Berdasarkan jadwal evaluasi triwulanan, beberapa kategori bantuan sosial diprioritaskan untuk cair lebih awal bulan ini. Fokus utama penyaluran adalah Program Keluarga Harapan (PKH) dan Bantuan Pangan Non-Tunai (BPNT) atau yang dikenal sebagai Kartu Sembako BPNT. Selain kedua bantuan utama tersebut, masyarakat juga perlu memantau potensi pencairan Bantuan Tunai Bersyarat (BTCS) bagi wilayah tertentu yang terdampak musibah alam atau mengalami kenaikan harga pangan signifikan.
Update Pencairan Bansos Maret 2026:
Saat ini, fokus utama adalah Pencairan PKH Tahap Terbaru untuk periode Maret-April 2026 yang disalurkan secara bertahap. Bagi KPM yang terdaftar, pencairan dilakukan melalui Bank Penyalur BRI/BNI/Mandiri/BSI sesuai dengan himpunan bank milik negara (HIMBARA).

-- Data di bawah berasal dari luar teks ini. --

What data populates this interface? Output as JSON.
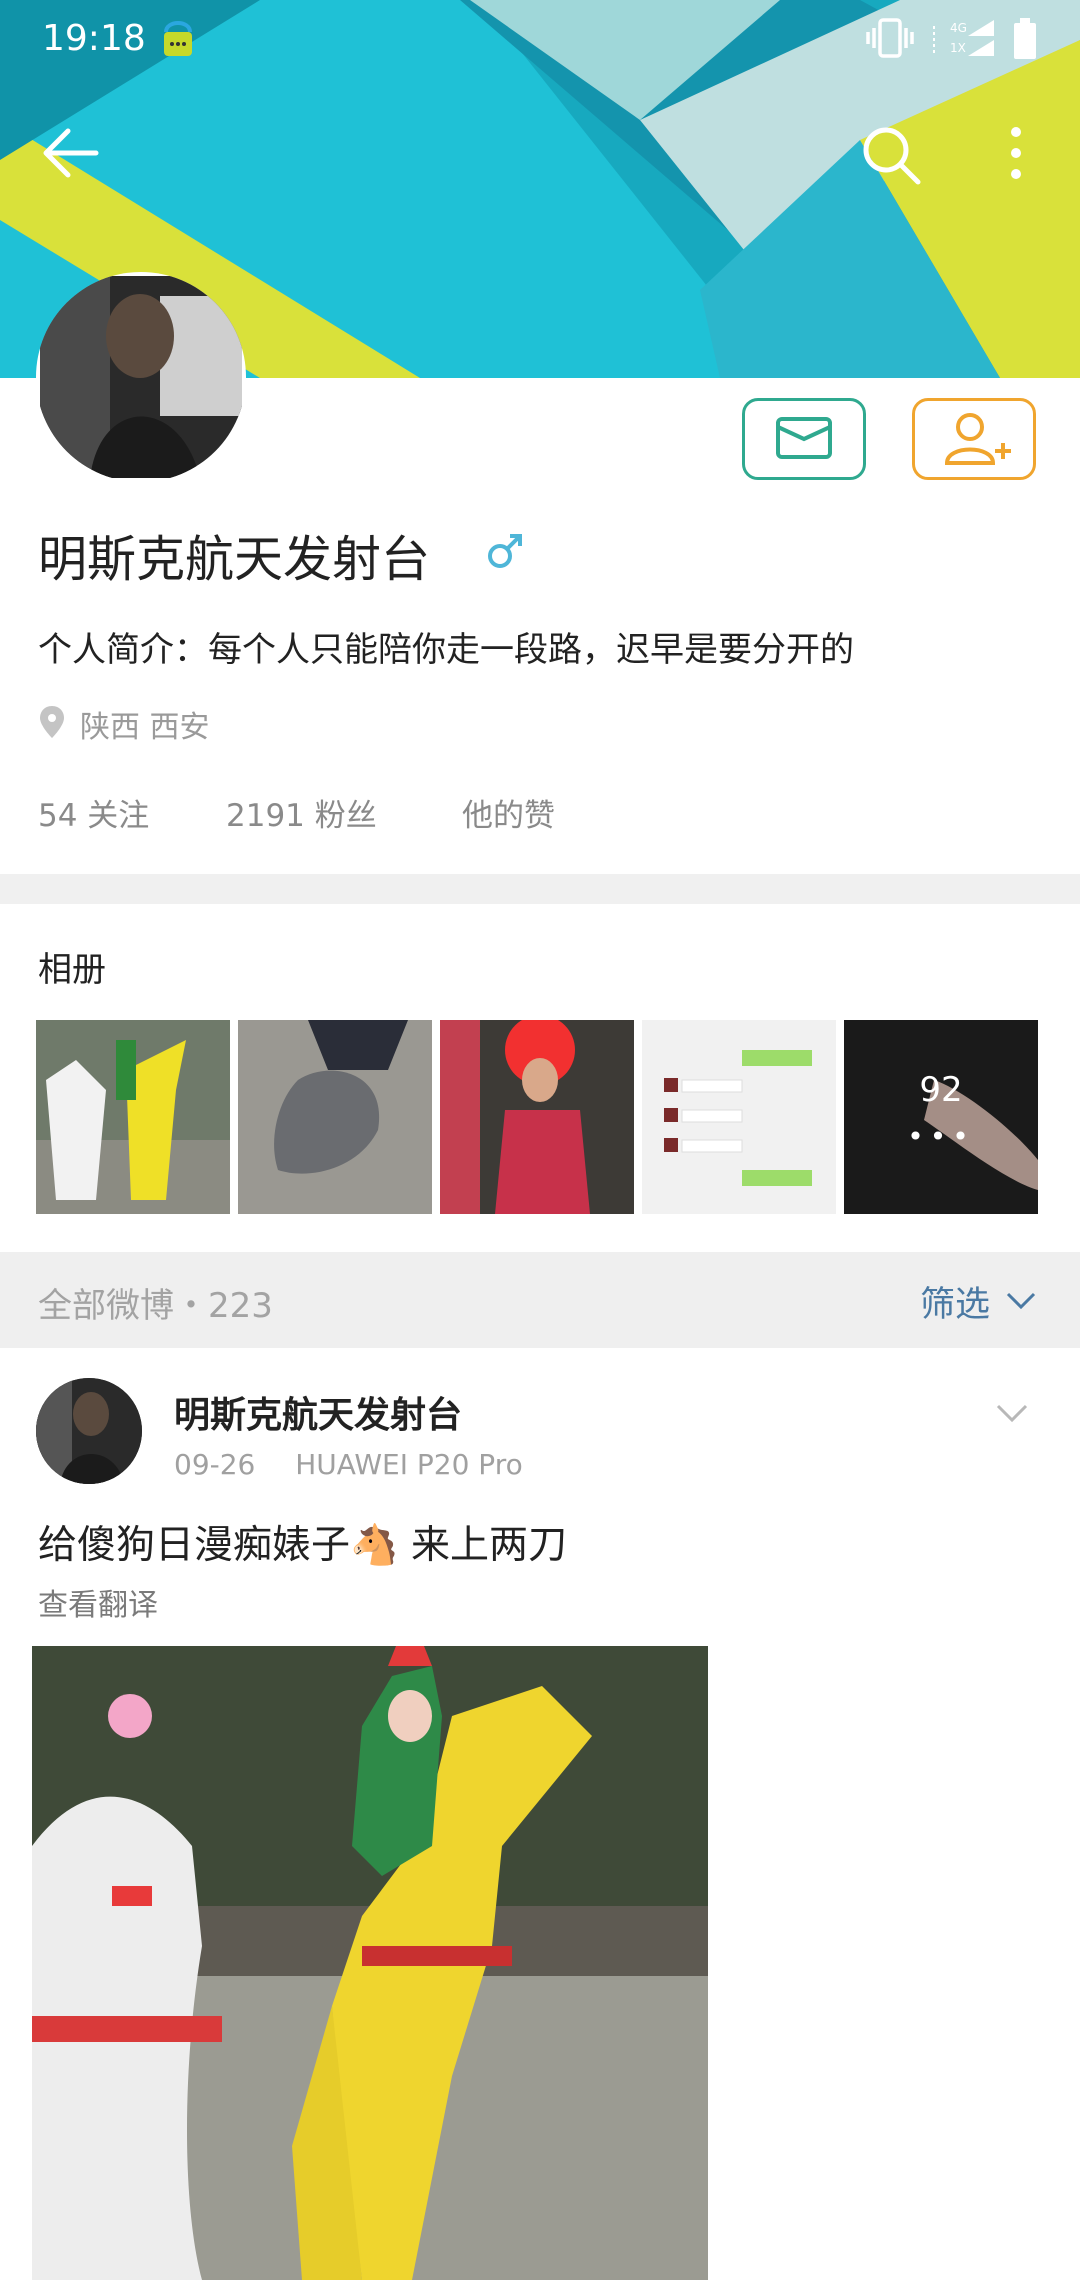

Segera lakukan pengecekan saldo Anda, karena proses transfer dana sudah berjalan masif sejak awal minggu ini.
Rincian Besaran Dana Bantuan PKH Terbaru:
Berikut adalah estimasi nominal yang akan masuk ke rekening KPM per tahap penyaluran Maret 2026:
- Kategori Ibu Hamil & Balita: Estimasi Rp 750.000 per tahap
- Kategori Lansia & Disabilitas: Estimasi Rp 600.000 per tahap
- Kategori Anak Sekolah (SD/SMP/SMA): Rincian sesuai jenjang pendidikan, dengan total akumulasi bulanan yang bervariasi.

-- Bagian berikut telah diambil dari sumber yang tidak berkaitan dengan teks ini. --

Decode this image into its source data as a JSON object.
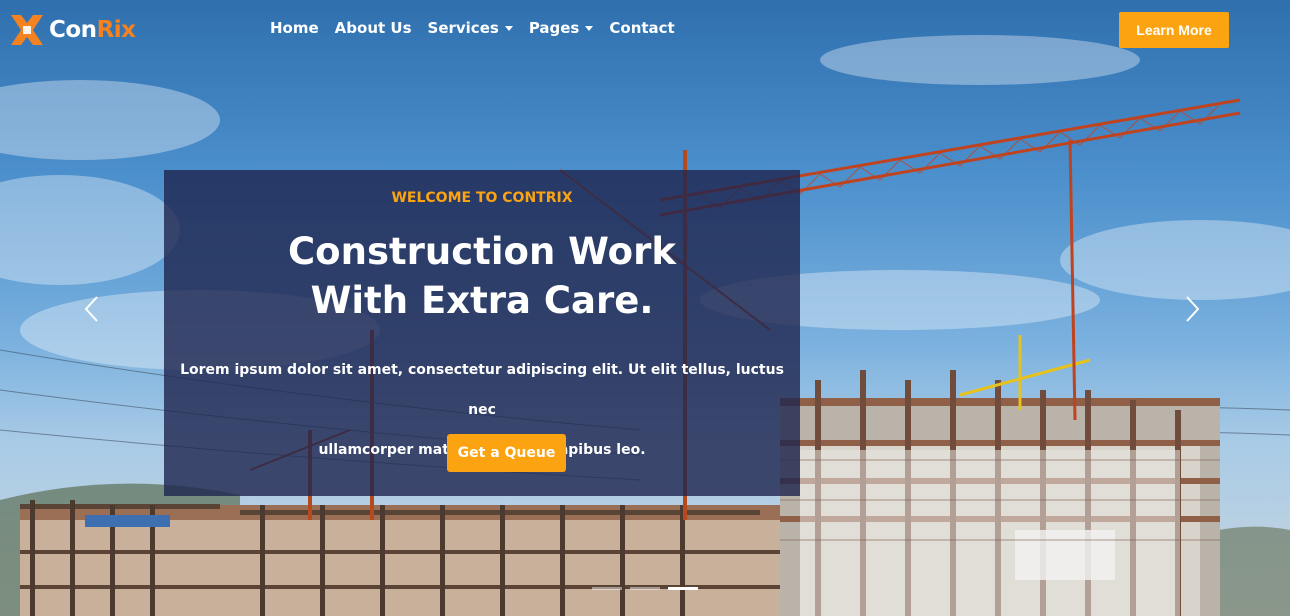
{
  "brand": {
    "name_part1": "Con",
    "name_part2": "Rix",
    "icon": "conrix-logo-icon"
  },
  "nav": {
    "items": [
      {
        "label": "Home",
        "has_dropdown": false
      },
      {
        "label": "About Us",
        "has_dropdown": false
      },
      {
        "label": "Services",
        "has_dropdown": true
      },
      {
        "label": "Pages",
        "has_dropdown": true
      },
      {
        "label": "Contact",
        "has_dropdown": false
      }
    ],
    "cta_label": "Learn More"
  },
  "hero": {
    "eyebrow": "WELCOME TO CONTRIX",
    "headline_line1": "Construction Work",
    "headline_line2": "With Extra Care.",
    "lead_line1": "Lorem ipsum dolor sit amet, consectetur adipiscing elit. Ut elit tellus, luctus nec",
    "lead_line2": "ullamcorper mattis, pulvinar dapibus leo.",
    "button_label": "Get a Queue",
    "background_image": "construction site with cranes"
  },
  "carousel": {
    "slide_count": 3,
    "active_index": 2,
    "prev_icon": "chevron-left-icon",
    "next_icon": "chevron-right-icon"
  },
  "colors": {
    "accent": "#fca311",
    "logo_orange": "#f58220",
    "panel": "#1e244e"
  }
}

BPNT sendiri ditargetkan cair serentak senilai Rp 200.000 untuk kebutuhan pangan pokok. Bagi pemegang KKS Merah Putih, dana ini otomatis masuk ke rekening bank penyalur masing-masing. Memanfaatkan dana ini secara bijak, misalnya dengan mengalokasikan sebagian untuk kebutuhan pokok dan sisanya untuk investasi mikro seperti membeli bibit atau bahan baku usaha kecil, dapat memperkuat ketahanan finansial keluarga Anda.